Disparate immune responses lead to varied outcomes following cardiomyocyte transplantation

Aims: The immune response is important for mediating the benefit of cardiac cell therapies. The role of varied immune responses in influencing the outcome of cardiomyocyte cell transplantation after myocardial infarction was investigated. Methods and Results: Cardiac flow cytometric analysis of C57BL/6J and T- and B cell deficient Rag2del mice revealed varied CD11b, natural killer and dendritic cell responses following sham injection and a disparate macrophage response after myocardial infarction. Subsequent single-cell analysis showed similar clusters of various immune cells with a heterogeneous gene expression profile between the mice and a higher prevalence of CCR2 expressing macrophages in C57BL/6J mice. Cardiomyocyte transplantation after MI reduced the percentage of CCR2-MHC-IIlo macrophages and showed no significant functional improvement in Rag2del mice, while improving left ventricular ejection fraction, end systolic volume and lateral wall thickness in C57BL/6J mice.
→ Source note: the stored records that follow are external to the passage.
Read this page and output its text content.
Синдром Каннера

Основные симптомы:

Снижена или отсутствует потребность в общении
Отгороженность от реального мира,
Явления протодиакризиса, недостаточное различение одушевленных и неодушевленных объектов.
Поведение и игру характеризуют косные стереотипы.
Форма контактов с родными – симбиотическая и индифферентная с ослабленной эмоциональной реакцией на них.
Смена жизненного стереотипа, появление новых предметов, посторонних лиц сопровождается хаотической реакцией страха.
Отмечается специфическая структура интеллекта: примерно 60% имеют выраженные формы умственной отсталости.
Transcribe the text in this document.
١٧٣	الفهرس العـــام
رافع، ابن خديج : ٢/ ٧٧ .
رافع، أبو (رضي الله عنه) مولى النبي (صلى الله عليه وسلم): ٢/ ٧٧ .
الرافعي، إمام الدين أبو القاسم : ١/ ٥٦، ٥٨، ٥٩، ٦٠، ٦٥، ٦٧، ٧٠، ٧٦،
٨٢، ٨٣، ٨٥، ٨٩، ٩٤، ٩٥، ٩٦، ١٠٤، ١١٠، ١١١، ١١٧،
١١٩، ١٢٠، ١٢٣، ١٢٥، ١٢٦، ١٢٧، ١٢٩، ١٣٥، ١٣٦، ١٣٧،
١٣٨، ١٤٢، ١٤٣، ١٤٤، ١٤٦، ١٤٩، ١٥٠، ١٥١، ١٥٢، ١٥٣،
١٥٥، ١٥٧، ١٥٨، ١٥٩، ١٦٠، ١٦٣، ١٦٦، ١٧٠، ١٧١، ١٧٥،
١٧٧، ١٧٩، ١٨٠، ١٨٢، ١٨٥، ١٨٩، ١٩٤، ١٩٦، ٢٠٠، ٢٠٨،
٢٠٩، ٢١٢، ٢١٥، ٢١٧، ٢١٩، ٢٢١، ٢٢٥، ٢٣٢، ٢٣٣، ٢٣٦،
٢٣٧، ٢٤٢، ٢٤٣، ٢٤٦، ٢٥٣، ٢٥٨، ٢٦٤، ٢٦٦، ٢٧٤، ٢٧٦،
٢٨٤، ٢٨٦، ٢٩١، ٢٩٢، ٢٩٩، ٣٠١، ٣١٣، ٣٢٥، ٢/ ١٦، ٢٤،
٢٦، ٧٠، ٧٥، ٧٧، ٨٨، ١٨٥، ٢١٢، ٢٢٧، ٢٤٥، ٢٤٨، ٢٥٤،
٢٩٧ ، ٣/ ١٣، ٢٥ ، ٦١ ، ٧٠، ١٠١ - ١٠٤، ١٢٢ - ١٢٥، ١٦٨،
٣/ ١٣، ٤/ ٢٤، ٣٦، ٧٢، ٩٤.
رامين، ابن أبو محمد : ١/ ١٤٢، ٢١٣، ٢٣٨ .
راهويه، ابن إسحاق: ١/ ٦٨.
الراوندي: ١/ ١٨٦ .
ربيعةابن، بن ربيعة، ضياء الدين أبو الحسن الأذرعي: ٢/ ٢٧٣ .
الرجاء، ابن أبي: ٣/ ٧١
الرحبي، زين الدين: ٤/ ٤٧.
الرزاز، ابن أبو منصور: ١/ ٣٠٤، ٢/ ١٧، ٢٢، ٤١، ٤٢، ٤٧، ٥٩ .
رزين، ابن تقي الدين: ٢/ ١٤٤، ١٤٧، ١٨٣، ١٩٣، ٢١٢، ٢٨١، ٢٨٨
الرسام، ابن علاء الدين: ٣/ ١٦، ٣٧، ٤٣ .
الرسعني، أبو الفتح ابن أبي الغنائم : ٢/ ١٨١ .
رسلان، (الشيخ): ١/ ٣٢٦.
Transcriptome analysis showed changes in extracellular remodelling and immune response processes in Rag2del mice potentially explaining the contrasting functional outcomes. Using machine learning based feature selection, Mfge8 and Ccl7 were identified as the primary effector targets of cardiomyocyte transplantation in the heart. Conclusion: This work shows the major differences in CCR2 macrophage response after myocardial infarction between C57BL/6J and immunocompromised Rag2del mice at a single cell resolution. Moreover, these differences also influence the functional outcome following cardiomyocyte transplantation, the most important targets of which were identified using machine learning. Importantly, these findings reveal the need to consider the immune response in future studies for cardiomyocyte transplantation.